Wireshark is one of the most popular packet sniffers in the world. It grabs entire streams of traffic while listening to a network connection in real-time. Ethical hackers can analyze network traffic with this network protocol analyzer to find vulnerabilities and other issues.
Burp Suite is a comprehensive web security testing platform. Ethical hackers can use it to scan, intercept and modify traffic, and scan for flaws in web applications. It includes a proxy server, repeater, and intruder mode. Burp Suite also has useful tools such as Spider, Intruder, and Repeater.
As cybersecurity threats grow more frequent and complex, expect the ethical hacking industry to expand further. More organizations are using ethical services to remediate vulnerabilities and protect themselves and their clients. Ethical hackers may use more complex tools and methodologies in the future that utilize artificial intelligence (AI) and machine learning (ML) for more effective attack simulations.

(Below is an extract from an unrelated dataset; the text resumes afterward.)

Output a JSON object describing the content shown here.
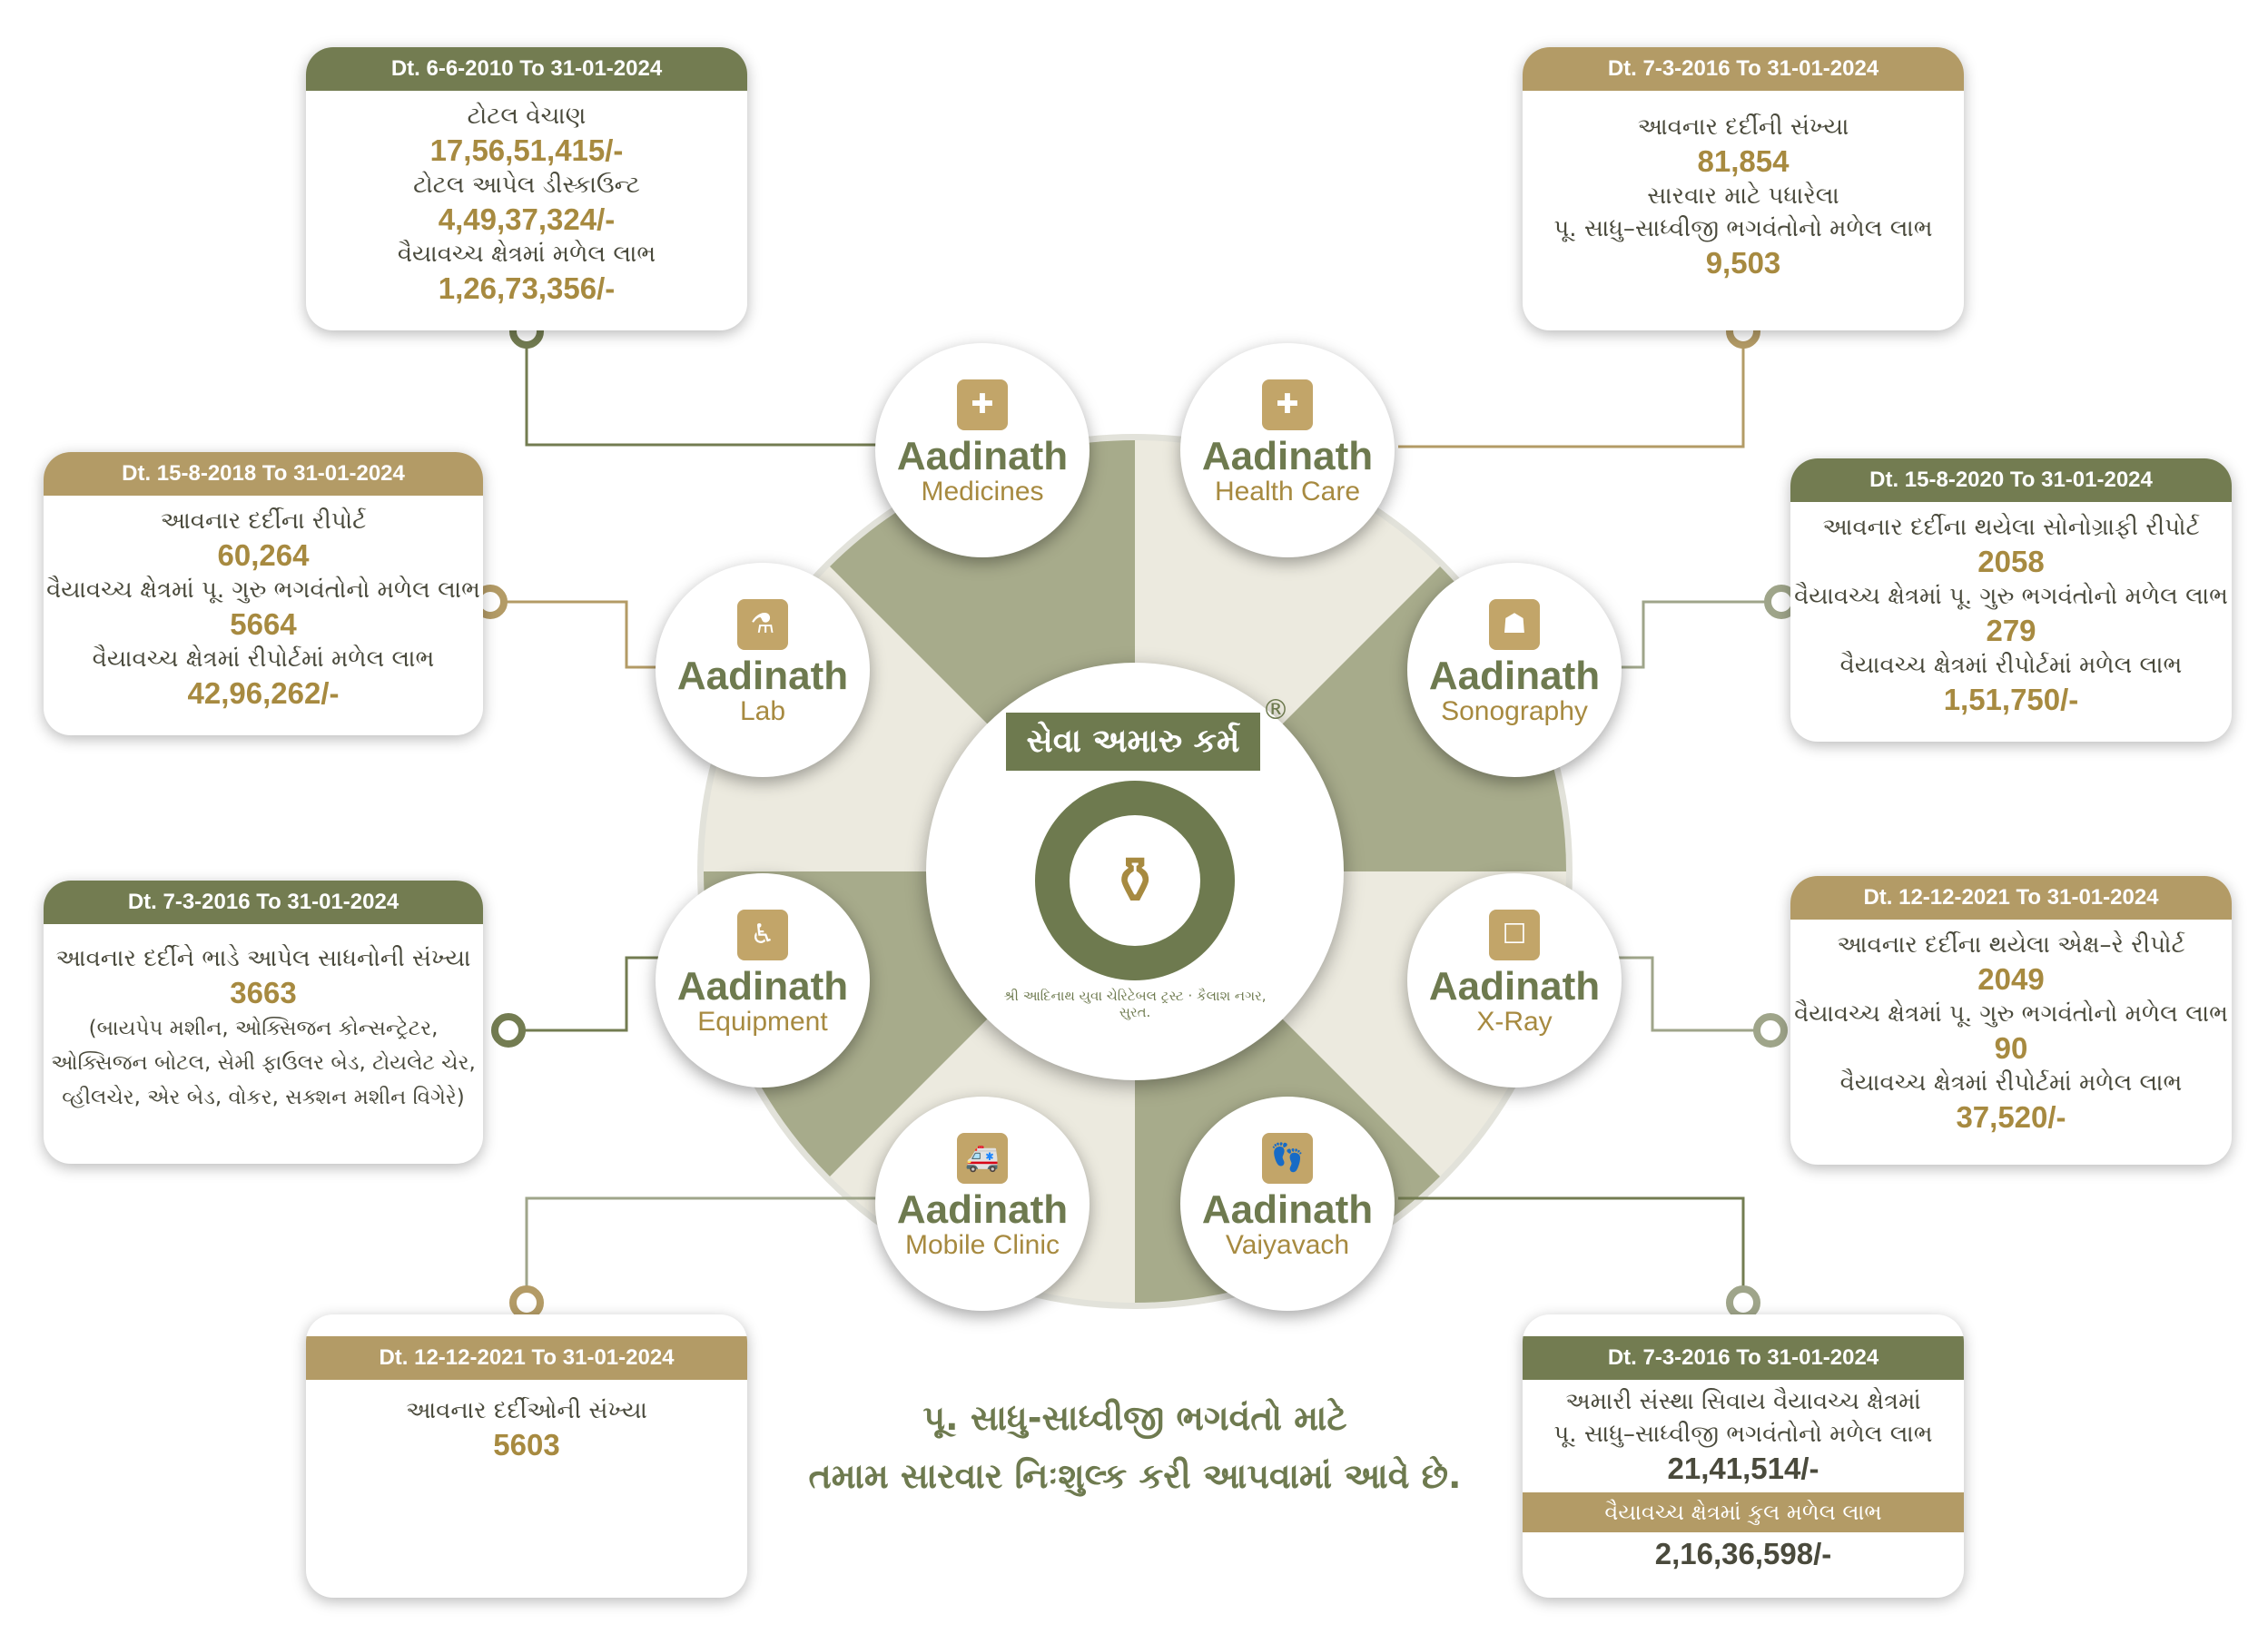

An ethical hacker informs the organization about the vulnerabilities discovered and offers guidance on how to address them. They may also conduct a follow-up assessment, with the organization's permission, to verify that the vulnerabilities have been completely resolved.
Penetration testing is one of the most popular ethical hacking example - which involves replicating black hat hacker tactics to test the system for vulnerabilities.
Ethical hacking is legal because ethical hackers have authorized access to test an organization's for soft spots in order to improve cyber security.